The proposal suggests half-day rates ($3 for four hours for central parking lots), a dedicated carpool lot and a discounted rate in lot N at $4 per day. It will be presented at the parking appeals and advisory committee’s next meeting, which is yet to be scheduled. George said he is confident that the committee will be in favor of the recommendations.
“When talking to students about parking rates everyone wants something to change but it’s all about taking the right steps and developing a proposal that meets the financial needs of the institution as well as the students’ needs,” George said.

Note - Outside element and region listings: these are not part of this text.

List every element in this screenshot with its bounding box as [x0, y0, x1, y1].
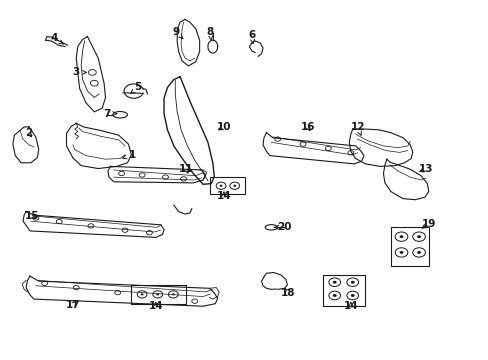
Text: 8: 8 — [206, 27, 214, 40]
Circle shape — [171, 293, 174, 296]
Text: 10: 10 — [216, 122, 231, 132]
Text: 2: 2 — [25, 129, 33, 138]
Circle shape — [233, 185, 236, 187]
Text: 6: 6 — [248, 30, 255, 44]
Text: 19: 19 — [421, 219, 435, 229]
Text: 12: 12 — [350, 122, 364, 135]
Text: 17: 17 — [65, 300, 80, 310]
Text: 14: 14 — [343, 301, 357, 311]
Circle shape — [416, 251, 420, 254]
Circle shape — [219, 185, 222, 187]
Bar — [322, 275, 365, 306]
Circle shape — [399, 235, 403, 238]
Text: 16: 16 — [300, 122, 314, 132]
Bar — [131, 285, 185, 304]
Circle shape — [332, 281, 336, 284]
Text: 5: 5 — [130, 82, 142, 93]
Bar — [210, 177, 245, 194]
Circle shape — [416, 235, 420, 238]
Text: 9: 9 — [172, 27, 183, 39]
Text: 14: 14 — [148, 301, 163, 311]
Text: 1: 1 — [122, 150, 136, 160]
Circle shape — [332, 294, 336, 297]
Text: 18: 18 — [281, 288, 295, 298]
Text: 7: 7 — [103, 109, 117, 119]
Bar — [390, 227, 428, 266]
Text: 14: 14 — [216, 191, 231, 201]
Circle shape — [156, 293, 159, 296]
Text: 4: 4 — [51, 33, 63, 44]
Text: 11: 11 — [179, 164, 193, 174]
Circle shape — [141, 293, 143, 296]
Circle shape — [399, 251, 403, 254]
Text: 15: 15 — [25, 211, 40, 221]
Text: 20: 20 — [274, 222, 291, 232]
Text: 3: 3 — [73, 67, 86, 77]
Circle shape — [350, 294, 354, 297]
Text: 13: 13 — [418, 164, 432, 174]
Circle shape — [350, 281, 354, 284]
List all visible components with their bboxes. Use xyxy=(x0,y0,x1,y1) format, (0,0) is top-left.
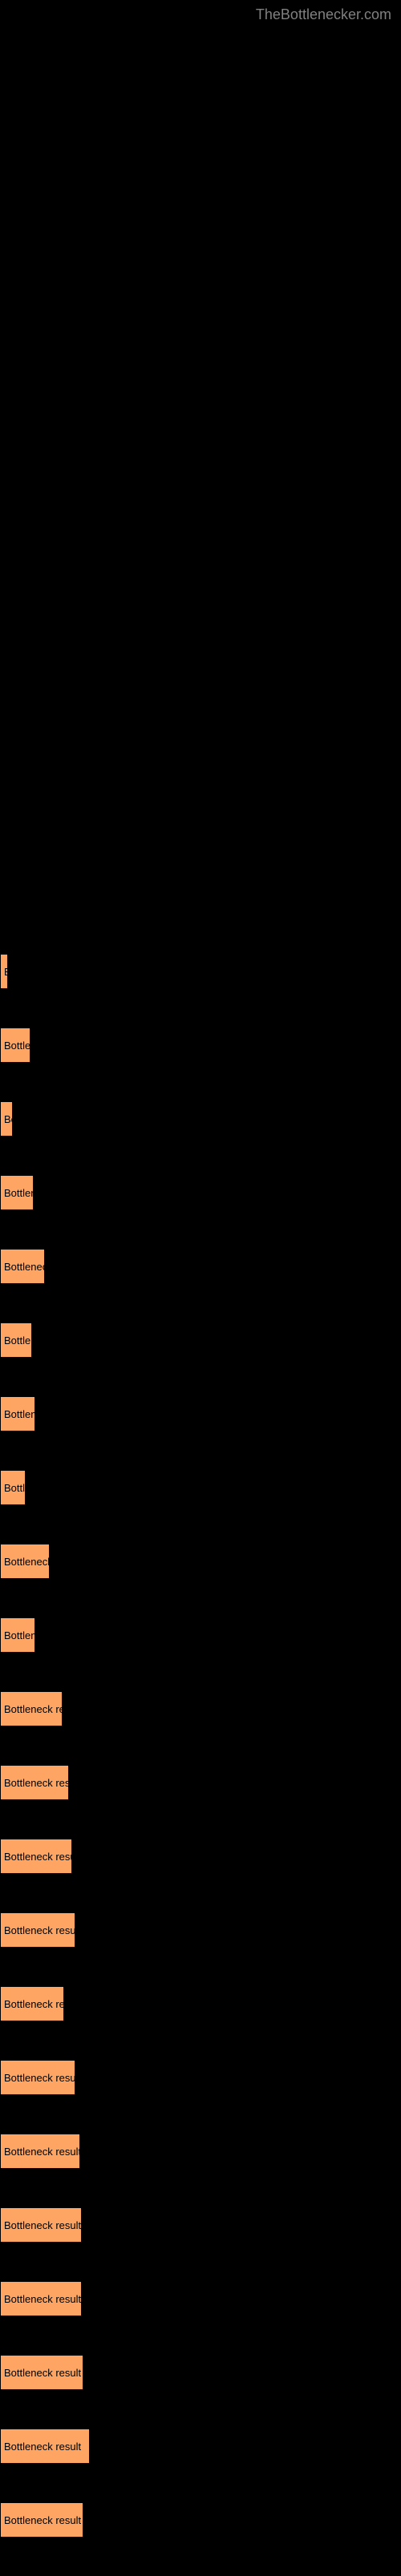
bar: Bottleneck result xyxy=(0,2060,75,2095)
bar: Bottleneck result xyxy=(0,2281,82,2316)
bar: Bo xyxy=(0,1101,13,1137)
bar: Bottlene xyxy=(0,1322,32,1358)
bar: Bottleneck result xyxy=(0,2134,80,2169)
bar-row: Bottleneck r xyxy=(0,1544,401,1579)
bar-row: Bo xyxy=(0,1101,401,1137)
bar-row: Bottleneck result xyxy=(0,1839,401,1874)
bar: Bottler xyxy=(0,1028,30,1063)
bar-row: Bottleneck resu xyxy=(0,1691,401,1726)
bar: Bottleneck result xyxy=(0,1765,69,1800)
bar-row: Bottleneck result xyxy=(0,2355,401,2390)
bar-row: Bottleneck result xyxy=(0,2429,401,2464)
bar: Bottleneck result xyxy=(0,2355,83,2390)
bar: Bottleneck result xyxy=(0,2429,90,2464)
bar-row: Bottleneck result xyxy=(0,2134,401,2169)
bar-row: Bottlene xyxy=(0,1322,401,1358)
bar-row: B xyxy=(0,954,401,989)
bar-row: Bottleneck result xyxy=(0,1765,401,1800)
bar: B xyxy=(0,954,8,989)
bar: Bottleneck result xyxy=(0,1912,75,1948)
bar: Bottleneck xyxy=(0,1249,45,1284)
bar-row: Bottlene xyxy=(0,1175,401,1210)
bar-row: Bottleneck result xyxy=(0,1912,401,1948)
watermark-text: TheBottlenecker.com xyxy=(256,6,391,23)
bar: Bottleneck result xyxy=(0,2502,83,2538)
bar: Bottleneck r xyxy=(0,1544,50,1579)
bar-row: Bottleneck result xyxy=(0,2207,401,2243)
bar-row: Bottle xyxy=(0,1470,401,1505)
bar-row: Bottler xyxy=(0,1028,401,1063)
bar-row: Bottlenec xyxy=(0,1617,401,1653)
bar: Bottleneck resu xyxy=(0,1691,63,1726)
bar: Bottleneck result xyxy=(0,2207,82,2243)
bar: Bottlenec xyxy=(0,1617,35,1653)
bar-chart: B Bottler Bo Bottlene Bottleneck Bottlene Bott… xyxy=(0,954,401,2576)
bar: Bottle xyxy=(0,1470,26,1505)
bar-row: Bottleneck xyxy=(0,1249,401,1284)
bar: Bottleneck resu xyxy=(0,1986,64,2021)
bar-row: Bottlenec xyxy=(0,1396,401,1431)
bar-row: Bottleneck result xyxy=(0,2502,401,2538)
bar: Bottlenec xyxy=(0,1396,35,1431)
bar-row: Bottleneck resu xyxy=(0,1986,401,2021)
bar-row: Bottleneck result xyxy=(0,2060,401,2095)
bar: Bottlene xyxy=(0,1175,34,1210)
bar: Bottleneck result xyxy=(0,1839,72,1874)
bar-row: Bottleneck result xyxy=(0,2281,401,2316)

In addition to the murmur around campus, George said the expense of parking was brought up in the student caucus as a “major issue.” The mock parking meter, a.k.a. complaint box, erected by fine arts students Levi Glass and Harrison Ross in October, garnered 95 unanimously negative complaints about parking from students and faculty. George consulted with Glass and Ross over the student complaints that were “filed” in the complaint box and said students generally feel the increase in parking over the past couple of years is just another burden on them.
“We are trying to do a balanced proposal between TRU and students because the challenge with the parking issue is that for TRU, it’s really all about revenue,” George said.
According to George, the three suggestions were prioritized from a list of ten. The half-day rate is an attempt to offer more affordable parking and more flexibility for students. Metered parking currently costs $1 per half hour with a maximum of two hours, a problem for students who might only have one three hour class. A dedicated carpool lot is being suggested because there is currently a waitlist for the 40 carpool spots, it encourages more sustainable transportation and it would be easier to enforce than having spaces throughout campus. George said lot N is currently underutilized and it’s on the outskirts of campus so it would be fair to offer a cheaper rate to park there.
A more sustainable transportation solution is to take the bus, but George maintained that taking the bus isn’t a reliable option for everyone.
“For some students the bus does not come often enough to their area, or not at all if they live out of town,” George stated in an email. “While we are looking towards more sustainable options, we are also looking at more affordable and accessible options for students to get to campus.”
In the meantime, some students have attempted to expand their options and park off campus, either in nearby residential areas or commercial lots – but it’s not going unnoticed. Most of the surrounding commercial lots have a two-hour parking policy and are monitored.
The main supervisor for Columbia Place and Columbia Square, Tim Arnold, said “everyone in the neighborhood” is dealing with students trying to park in their lots and they have a zero tolerance policy.
“We don’t allow any students parking in our lot. It’s pretty well all the same. All the malls are doing that,” he said. “That’s a sore subject for us right now. We deal with it constantly.”
Students can expect a $40 ticket for their first offence in Columbia Place and the offence will be recorded, Arnold said. If they are caught again they’ll get a boot on their tire, which they will have to pay to have removed. Then, if they still insist on parking in the lot they will be towed. Arnold said they ticket students quite regularly.
Superstore manager Glenn Gregory said they also deal with students parking in their lot. They try to warn students on their first offence but they will tow if the student persists, he said.